La cantate BWV 32 « liebster Jesu , mein verlangen » nous permet de retrouver Hélène Le Corre plus détendue (à moins que ce ne soit nous) et indiscutablement émouvante, ce qui nous enchante vraiment et nous conduit à penser que peut-être nous avions été un peu injuste avec elle. Elle alterne arias et récitatifs avec un Christian Himmler toujours aussi exact dans son interprétation et permet de conclure ce concert avec un réel sentiment de satisfaction. Un rappel permettra d’entendre une rafraîchissante cantate « profane ».
Dernière précision, ayant entendu une personne présente dans l’assistance poser la question du sens des trois lettres accompagnant la numérotation des œuvres de Bach (BWV), nous nous permettons amicalement le lever le voile sur ce qui est un bien petit mystère. Le B signifie Bach, le W, werke, autrement dit travail, œuvre, et enfin le V comme verzeichnis, catalogue. BWV : catalogue des œuvres de Bach. Il suffisait d’y penser !
Café Zimmermann est codirigé par Céline Frisch et Pablo Valetti, qui poursuivent parallèlement leur carrière de soliste.
CELINE FRISCH
Clavecin & Direction Artistique
Native de Marseille, Céline Frisch étudie le clavecin au Conservatoire d’Aix-en-Provence, qui lui ouvrira les portes de la prestigieuse Schola Cantorum de Bâle. Elle est Lauréate Juventus en 1996, la première claveciniste sélectionnée pour les Victoires de la Musique classique en 2002, et reçoit les insignes de Chevalier des Arts et Lettres en 2009. Ses interprétations de la musique de Jean-Sébastien Bach lui ont valu les plus chaleureux commentaires de la presse musicale internationale.
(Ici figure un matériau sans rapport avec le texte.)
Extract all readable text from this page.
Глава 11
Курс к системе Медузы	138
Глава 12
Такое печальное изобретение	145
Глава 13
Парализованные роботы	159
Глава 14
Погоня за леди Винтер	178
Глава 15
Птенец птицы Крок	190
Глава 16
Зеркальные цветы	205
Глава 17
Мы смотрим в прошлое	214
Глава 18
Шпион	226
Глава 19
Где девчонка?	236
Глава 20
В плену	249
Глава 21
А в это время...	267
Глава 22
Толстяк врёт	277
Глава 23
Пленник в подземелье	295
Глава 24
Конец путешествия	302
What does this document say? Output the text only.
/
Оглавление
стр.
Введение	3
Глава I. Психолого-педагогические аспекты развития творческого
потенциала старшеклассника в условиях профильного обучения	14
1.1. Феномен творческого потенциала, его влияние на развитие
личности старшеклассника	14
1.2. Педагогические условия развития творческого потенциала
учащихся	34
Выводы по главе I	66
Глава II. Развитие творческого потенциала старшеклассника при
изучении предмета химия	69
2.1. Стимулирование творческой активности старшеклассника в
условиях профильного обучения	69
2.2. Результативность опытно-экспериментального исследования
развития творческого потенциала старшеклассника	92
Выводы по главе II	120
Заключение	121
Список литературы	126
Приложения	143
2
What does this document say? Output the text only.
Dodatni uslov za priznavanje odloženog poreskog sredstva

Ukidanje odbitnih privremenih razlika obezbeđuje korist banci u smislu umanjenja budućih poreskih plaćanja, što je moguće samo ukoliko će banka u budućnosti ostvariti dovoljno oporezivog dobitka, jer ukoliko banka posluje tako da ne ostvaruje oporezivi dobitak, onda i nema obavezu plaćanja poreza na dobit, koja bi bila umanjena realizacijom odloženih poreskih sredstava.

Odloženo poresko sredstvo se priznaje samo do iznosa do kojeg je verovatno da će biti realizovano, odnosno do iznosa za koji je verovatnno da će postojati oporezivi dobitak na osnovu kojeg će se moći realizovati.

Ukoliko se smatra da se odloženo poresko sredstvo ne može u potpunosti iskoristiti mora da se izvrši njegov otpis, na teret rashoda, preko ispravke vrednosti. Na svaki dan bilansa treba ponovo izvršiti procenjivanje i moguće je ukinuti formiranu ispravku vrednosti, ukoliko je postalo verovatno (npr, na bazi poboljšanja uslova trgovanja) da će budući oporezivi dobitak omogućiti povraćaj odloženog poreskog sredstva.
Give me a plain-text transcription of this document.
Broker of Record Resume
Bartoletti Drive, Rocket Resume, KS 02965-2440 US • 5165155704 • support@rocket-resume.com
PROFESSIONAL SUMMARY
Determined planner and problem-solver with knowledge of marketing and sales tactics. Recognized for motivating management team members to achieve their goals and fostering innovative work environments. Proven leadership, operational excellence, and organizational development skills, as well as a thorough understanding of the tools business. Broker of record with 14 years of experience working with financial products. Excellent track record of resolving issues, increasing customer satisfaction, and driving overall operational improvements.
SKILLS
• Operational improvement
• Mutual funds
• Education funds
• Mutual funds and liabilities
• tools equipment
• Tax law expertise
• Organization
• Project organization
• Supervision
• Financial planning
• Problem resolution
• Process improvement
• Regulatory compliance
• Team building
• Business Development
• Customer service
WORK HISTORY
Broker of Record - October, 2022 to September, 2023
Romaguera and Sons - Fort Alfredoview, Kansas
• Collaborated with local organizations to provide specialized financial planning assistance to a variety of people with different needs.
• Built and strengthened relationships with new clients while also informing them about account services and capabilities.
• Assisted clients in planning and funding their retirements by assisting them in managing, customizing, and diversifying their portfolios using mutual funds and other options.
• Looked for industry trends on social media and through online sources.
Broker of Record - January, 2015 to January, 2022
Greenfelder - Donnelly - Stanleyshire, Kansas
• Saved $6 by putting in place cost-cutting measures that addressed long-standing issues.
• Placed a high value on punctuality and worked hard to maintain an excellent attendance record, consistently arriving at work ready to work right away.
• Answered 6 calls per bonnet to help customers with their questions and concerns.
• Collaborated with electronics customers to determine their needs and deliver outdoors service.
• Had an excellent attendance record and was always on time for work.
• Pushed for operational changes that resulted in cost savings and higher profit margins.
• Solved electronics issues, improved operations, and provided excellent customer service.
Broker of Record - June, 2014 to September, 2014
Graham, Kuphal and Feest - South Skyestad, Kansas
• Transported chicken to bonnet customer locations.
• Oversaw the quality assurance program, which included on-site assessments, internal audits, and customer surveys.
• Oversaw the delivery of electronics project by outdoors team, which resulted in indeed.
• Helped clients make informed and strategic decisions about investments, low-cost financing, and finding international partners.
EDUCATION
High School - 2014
Outre Bach, ses affinités l’ont amenée à jouer la musique française de l’époque de Louis XIV, les œuvres des virginalistes anglais et la musique allemande du XVIIe siècle. Elle explore également avec plaisir la musique du XXe siècle et la création contemporaine. Ses disques ont été couronnés par les plus hautes distinctions, dont le Diapason d’or, le Choc de Classica, ou encore le Grand Prix de l’Académie Charles Cros.
PABLO VALETTI
Violon & Direction Artistique
Formé à la Schola Cantorum de Bâle, il se produit régulièrement comme soliste ou premier violon avec les principaux ensembles et orchestres baroques des scènes internationales – Les Arts Florissants, Le Concert des Nations, Concerto Köln, Hesperion XX, etc. -, avant de fonder en 1999 l’Ensemble Café Zimmermann. Au-delà de ses activités comme soliste, il est régulièrement invité à diriger l’Orquesta Barroca de Séville. Il se consacre également à l’enseignement au sein de l’Escola Superior de Musica de Catalunya de Barcelone et du Conservatoire de Nice. Il joue un violon Giovanni Battista Guadagnini de 1758.